Le débat actuel autour de la »MISSION » et du »MANDAT » du Président de la République mérite d’être expliqué avec clarté et simplicité, afin d’éviter toute confusion dans l’opinion publique.
Au fond, il ne s’agit pas d’opposer deux notions, mais de bien comprendre leur différence.
Le mandat du Président est une réalité juridique. Il est encadré par la Constitution, notamment par les articles 70 et 71, qui fixent sa durée et ses limites. Ce cadre est indispensable pour garantir le fonctionnement normal de la démocratie et l’alternance au sommet de l’État.
Mais à côté du mandat, il existe aussi ce que l’on peut appeler la mission du Président. Cette mission n’est pas une invention politique. Elle est clairement définie par l’article 69 de la Constitution.
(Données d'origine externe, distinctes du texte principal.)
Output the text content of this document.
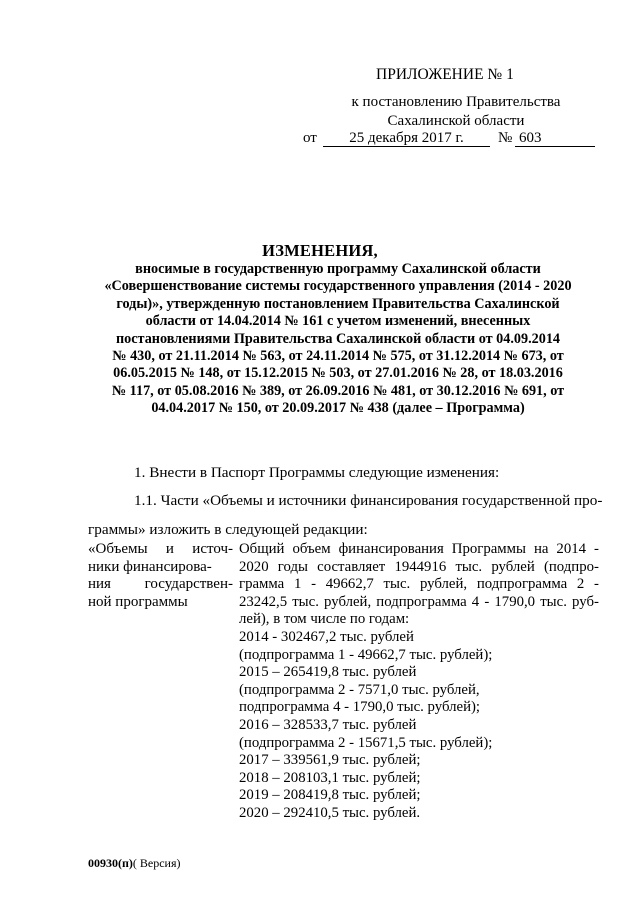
ПРИЛОЖЕНИЕ № 1
к постановлению Правительства
Сахалинской области
от	25 декабря 2017 г.	№ 603
ИЗМЕНЕНИЯ,
вносимые в государственную программу Сахалинской области
«Совершенствование системы государственного управления (2014 - 2020
годы)», утвержденную постановлением Правительства Сахалинской
области от 14.04.2014 № 161 с учетом изменений, внесенных
постановлениями Правительства Сахалинской области от 04.09.2014
№ 430, от 21.11.2014 № 563, от 24.11.2014 № 575, от 31.12.2014 № 673, от
06.05.2015 № 148, от 15.12.2015 № 503, от 27.01.2016 № 28, от 18.03.2016
№ 117, от 05.08.2016 № 389, от 26.09.2016 № 481, от 30.12.2016 № 691, от
04.04.2017 № 150, от 20.09.2017 № 438 (далее – Программа)
1. Внести в Паспорт Программы следующие изменения:
1.1. Части «Объемы и источники финансирования государственной про-
граммы» изложить в следующей редакции:
«Объемы и источ-
ники финансирова-
ния государствен-
ной программы
Общий объем финансирования Программы на 2014 -
2020 годы составляет 1944916 тыс. рублей (подпро-
грамма 1 - 49662,7 тыс. рублей, подпрограмма 2 -
23242,5 тыс. рублей, подпрограмма 4 - 1790,0 тыс. руб-
лей), в том числе по годам:
2014 - 302467,2 тыс. рублей
(подпрограмма 1 - 49662,7 тыс. рублей);
2015 – 265419,8 тыс. рублей
(подпрограмма 2 - 7571,0 тыс. рублей,
подпрограмма 4 - 1790,0 тыс. рублей);
2016 – 328533,7 тыс. рублей
(подпрограмма 2 - 15671,5 тыс. рублей);
2017 – 339561,9 тыс. рублей;
2018 – 208103,1 тыс. рублей;
2019 – 208419,8 тыс. рублей;
2020 – 292410,5 тыс. рублей.
00930(п)( Версия)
Cet article précise que le Président de la République est le garant de l’indépendance nationale, de l’intégrité du territoire et du bon fonctionnement des institutions.
Autrement dit, la mission du Président est d’abord une responsabilité fondamentale : protéger le pays, préserver son unité et assurer la stabilité de l’État.
Dans une situation normale, cette mission s’exerce dans le cadre du mandat, sans difficulté particulière. Les élections sont organisées, les institutions fonctionnent et l’alternance se fait dans le respect du calendrier constitutionnel.
Mais lorsque le pays traverse une situation exceptionnelle, comme une guerre ou une occupation partielle du territoire, la lecture de la Constitution doit tenir compte de cette réalité.
Dans ce cas précis, l’article 69 prend une importance centrale. Il rappelle que la priorité du Président est de défendre l’intégrité du territoire et de garantir la souveraineté nationale. C’est une obligation qui dépasse les considérations politiques ordinaires.
En même temps, l’article 70 prévoit un principe essentiel : le Président de la République reste en fonction jusqu’à l’installation effective de son successeur élu. Ce mécanisme permet d’assurer la continuité de l’État, même lorsque les conditions ne sont pas réunies pour organiser des élections dans de bonnes conditions.
Cela signifie concrètement que, tant que le territoire n’est pas totalement sécurisé et que des élections crédibles ne peuvent pas être organisées sur l’ensemble du pays, la priorité reste la mission définie par l’article 69.
Il ne s’agit pas d’un glissement ou d’une volonté de se maintenir au pouvoir. Il s’agit de l’application combinée des dispositions de la Constitution pour préserver l’État dans un moment difficile.
Il est donc important que ceux qui parlent de la « mission » du Président le fassent avec précision, en se référant clairement aux articles 69 et 70. Cela permet d’éviter les malentendus et de rassurer l’opinion publique.
Car dans tous les cas, le principe du mandat, tel que prévu par l’article 71, demeure une référence fondamentale. Toute évolution majeure du cadre institutionnel doit, en dernier ressort, revenir au peuple, conformément au principe de souveraineté nationale.
Au Mouvement du Peuple pour la République, MPR-Rénové, nous restons fidèles à une ligne claire, le respect des institutions, la primauté de la Constitution et la défense de l’intérêt supérieur de la Nation.
Le Président de la République a un mandat, et il a une mission. L’un relève du droit, l’autre de la responsabilité. Les deux doivent être compris ensemble, dans le respect de la Constitution et au service du peuple.